What you are laughing at just now is true. These men will stop at nothing.

He removes from her clutching grasp a map of Scotland with a place named Alt-na-Shellach circled - his only clue. More nightmarish words from her image superimposed over the map return to him:

There's a man in Scotland whom I must visit next if anything is to be done. It's only a matter of days, perhaps hours, before the secret is out of the country. The police will not believe me any more than you did. I tell you, these men act quickly, quickly, quickly.

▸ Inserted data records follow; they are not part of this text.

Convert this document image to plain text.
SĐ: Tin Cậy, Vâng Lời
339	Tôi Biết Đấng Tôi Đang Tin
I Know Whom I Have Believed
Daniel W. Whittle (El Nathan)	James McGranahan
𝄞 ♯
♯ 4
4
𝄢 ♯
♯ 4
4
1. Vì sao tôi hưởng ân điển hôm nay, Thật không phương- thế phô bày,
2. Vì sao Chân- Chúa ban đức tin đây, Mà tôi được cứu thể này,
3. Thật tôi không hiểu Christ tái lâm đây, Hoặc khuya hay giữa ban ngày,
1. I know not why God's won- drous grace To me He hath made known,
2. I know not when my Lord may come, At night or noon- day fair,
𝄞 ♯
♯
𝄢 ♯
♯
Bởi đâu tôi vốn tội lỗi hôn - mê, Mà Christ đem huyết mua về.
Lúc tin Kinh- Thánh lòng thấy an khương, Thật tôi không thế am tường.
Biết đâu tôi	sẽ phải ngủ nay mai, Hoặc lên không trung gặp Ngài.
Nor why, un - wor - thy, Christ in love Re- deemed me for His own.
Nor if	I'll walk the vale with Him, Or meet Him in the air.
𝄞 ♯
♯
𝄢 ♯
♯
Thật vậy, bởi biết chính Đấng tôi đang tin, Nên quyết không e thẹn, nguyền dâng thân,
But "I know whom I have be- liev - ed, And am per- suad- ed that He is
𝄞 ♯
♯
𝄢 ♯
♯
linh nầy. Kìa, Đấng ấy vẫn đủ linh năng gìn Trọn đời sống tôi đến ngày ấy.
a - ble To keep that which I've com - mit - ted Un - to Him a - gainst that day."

Personally taking on her responsibilities, but trapped in his apartment by the two men on the street and not really knowing why, Hannay eludes pursuers by changing places with the white-uniformed milkman making his rounds. [First Identity Change, the first of many masquerades or assumed disguises in the film.] When his story regarding foreign spies and a murder of a woman in his flat meet with disbelief, he improvises a more intriguing sexual scenario to convince the unhappily-married man to exchange his coat - for the good of male brotherhood and male sexual freedom:

Hannay: Are you married?
Milkman: Yes, but don't rub it in. What's the idea now?
Hannay: Well, I'm not. I'm a bachelor...A married woman lives on the first floor.
Milkman: Does she?
Hannay: Yes, and I've just been paying her a call and now I want to go home.
Milkman: Well, what's preventing you?
Hannay: One of those men...is her husband. Now do you see?
Milkman: Why didn't you tell me before, old fellow? I was just wanting to be told. Trying to keep me with a lot of tales about murderers and foreigners. (The milkman happily and freely offers his coat and hat)...You're welcome to it. You'd do the same for me one day.

After a shot of the milkman's cart and pony waiting for its master, Hannay heads for her destination on the map by boarding the Flying Scotsman train to Scotland. As the train pulls away, his pursuers (Annabella's rival spies) are unable to catch the moving train.